The National Hockey League’s 2021 season is just over a week old, and the Dallas Stars are undefeated. In fact, they’ve yet to surrender a single goal to an opponent.
Of course, they haven’t scored any goals either. Or won any games, for that matter, because they haven’t actually played any opponents.
The defending Western Conference champions’ season has been in stasis following a COVID-19 outbreak that saw 17 players test positive — by far the largest concentration for any NHL team to date. It was an outbreak that NHL deputy commissioner Bill Daly said the league was still “trying to get our arms around how the spread occurred” a few days before Dallas was due to start the season on Jan. 14.
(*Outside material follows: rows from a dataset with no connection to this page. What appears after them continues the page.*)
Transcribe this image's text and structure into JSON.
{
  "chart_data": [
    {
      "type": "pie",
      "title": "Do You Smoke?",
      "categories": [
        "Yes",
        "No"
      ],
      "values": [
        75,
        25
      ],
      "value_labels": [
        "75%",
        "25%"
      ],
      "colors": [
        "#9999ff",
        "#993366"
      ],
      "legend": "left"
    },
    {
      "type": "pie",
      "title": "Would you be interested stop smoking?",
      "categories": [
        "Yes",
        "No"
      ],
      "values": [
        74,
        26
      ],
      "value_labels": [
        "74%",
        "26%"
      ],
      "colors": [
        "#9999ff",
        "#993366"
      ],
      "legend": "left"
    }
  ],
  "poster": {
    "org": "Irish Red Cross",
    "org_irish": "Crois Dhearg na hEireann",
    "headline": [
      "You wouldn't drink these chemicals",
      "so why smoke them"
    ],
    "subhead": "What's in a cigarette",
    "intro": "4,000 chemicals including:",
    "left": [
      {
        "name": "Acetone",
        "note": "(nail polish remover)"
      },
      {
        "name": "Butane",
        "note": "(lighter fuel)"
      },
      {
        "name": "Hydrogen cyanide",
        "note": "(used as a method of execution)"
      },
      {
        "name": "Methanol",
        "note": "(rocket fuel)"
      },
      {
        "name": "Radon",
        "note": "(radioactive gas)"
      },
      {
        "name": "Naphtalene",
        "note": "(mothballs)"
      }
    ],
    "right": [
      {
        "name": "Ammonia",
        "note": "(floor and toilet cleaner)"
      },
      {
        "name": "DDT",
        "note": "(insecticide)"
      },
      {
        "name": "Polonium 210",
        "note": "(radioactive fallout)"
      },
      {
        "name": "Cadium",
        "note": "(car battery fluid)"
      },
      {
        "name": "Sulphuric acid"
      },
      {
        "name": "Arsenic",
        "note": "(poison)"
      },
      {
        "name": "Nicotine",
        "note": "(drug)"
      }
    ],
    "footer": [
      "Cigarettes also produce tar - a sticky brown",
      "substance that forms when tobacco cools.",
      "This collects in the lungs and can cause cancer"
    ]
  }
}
After their first four games were postponed, the Stars will finally open up on Friday at home against the Nashville Predators (8:30 p.m. ET, ESPN+), raising their conference championship banner in front of a smattering of fans. Dallas is one of three NHL teams that are allowing ticket-buyers into their arena for the start of the season.
Their opponents in the realigned Central Division have gotten a head start in the standings after completing uninterrupted training camps. The Stars have had no such luxury, as their facilities were shuttered for a few days and their first road trip was postponed.
“We’re going to fall behind on game conditioning. There’s nothing we can do about that. You need real games to get that conditioning back,” said head coach Rick Bowness, who was given the job on a permanent basis after leading the team to the 2020 Stanley Cup Final as interim coach.
But adversity is nothing new for the Dallas Stars. Or at least it hasn’t been for the past year.
“We had adversity last season. We fought through it. We have adversity now. Hopefully we’ll be better for fighting through it,” forward Andrew Cogliano told ESPN this week.